6th March 2010
The crew prepares for stronger winds and practices vital safety drills
Another fair day with mild winds. In anticipation of stronger winds tonight and tomorrow, Captain Saleh ordered our inflatable boat to be brought on board. We have been towing it behind the ship for most of the voyage and have used it to conduct rescue drills, inspect the hull of the ship, and for photography. In heavy weather, however, it is safer to have it securely stowed on board.
We are passing over one of the deepest portions of the Indian Ocean–4,200 meters. The water is crystal clear and brilliant blue in colour. A school of flying fish put on an impressive show of long-distance gliding this morning. A dozen small, striped pilot fish are now constant companions near the rudder and alongside the ship.

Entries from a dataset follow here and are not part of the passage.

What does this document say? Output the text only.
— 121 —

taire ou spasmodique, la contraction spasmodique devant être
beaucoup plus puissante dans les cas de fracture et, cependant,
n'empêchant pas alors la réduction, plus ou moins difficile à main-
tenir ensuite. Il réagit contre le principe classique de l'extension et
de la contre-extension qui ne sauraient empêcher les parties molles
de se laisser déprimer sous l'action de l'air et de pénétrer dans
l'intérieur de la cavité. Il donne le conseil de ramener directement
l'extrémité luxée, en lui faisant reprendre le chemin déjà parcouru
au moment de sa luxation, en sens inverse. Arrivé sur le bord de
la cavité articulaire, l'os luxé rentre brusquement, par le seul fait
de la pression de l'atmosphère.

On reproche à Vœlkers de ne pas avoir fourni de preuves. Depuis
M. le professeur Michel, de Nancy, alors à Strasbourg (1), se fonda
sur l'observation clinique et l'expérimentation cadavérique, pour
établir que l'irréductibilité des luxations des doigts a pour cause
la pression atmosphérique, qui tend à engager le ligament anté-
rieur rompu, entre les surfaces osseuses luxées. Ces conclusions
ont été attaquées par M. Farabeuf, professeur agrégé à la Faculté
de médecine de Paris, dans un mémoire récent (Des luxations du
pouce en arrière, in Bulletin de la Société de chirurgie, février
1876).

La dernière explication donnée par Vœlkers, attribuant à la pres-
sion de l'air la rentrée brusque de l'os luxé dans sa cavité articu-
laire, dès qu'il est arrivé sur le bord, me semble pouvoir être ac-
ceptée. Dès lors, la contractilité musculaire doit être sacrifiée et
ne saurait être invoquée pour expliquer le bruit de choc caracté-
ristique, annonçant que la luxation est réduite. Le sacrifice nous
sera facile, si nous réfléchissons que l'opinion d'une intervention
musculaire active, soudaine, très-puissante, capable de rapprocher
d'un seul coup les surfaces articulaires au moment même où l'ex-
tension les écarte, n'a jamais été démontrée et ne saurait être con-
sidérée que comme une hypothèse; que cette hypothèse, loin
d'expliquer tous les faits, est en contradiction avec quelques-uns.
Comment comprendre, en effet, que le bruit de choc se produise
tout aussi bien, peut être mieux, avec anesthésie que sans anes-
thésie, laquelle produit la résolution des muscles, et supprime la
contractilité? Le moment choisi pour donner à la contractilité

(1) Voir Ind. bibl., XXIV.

In the afternoon we conducted an “abandon ship” drill during which everyone gathered at their designated life-rafts with whatever gear they were assigned to bring. The Jewel of Muscat might be a reconstruction of a 9th century ship, but we carry the latest safety equipment on board in case of an emergency. In addition to three life-rafts with GPS radio beacons, we have portable VHF radios, a variety of signal flares, emergency rations, extra water, and medical supplies–all of which go into the life-rafts. In addition, each crew member is required to wear a safety harness, life-vest and personal radio beacon when on deck at night and during rough weather. Captain Saleh insists on safety first aboard the Jewel of Muscat. It’s not much fun to don all of this gear when one’s watch is called at 0400, but it’s one of the important ways we can help ensure that the ship and its crew arrive safely in Singapore.
Excitement is building as we look forward to sighting the Laccadive Islands sometime in the next few days.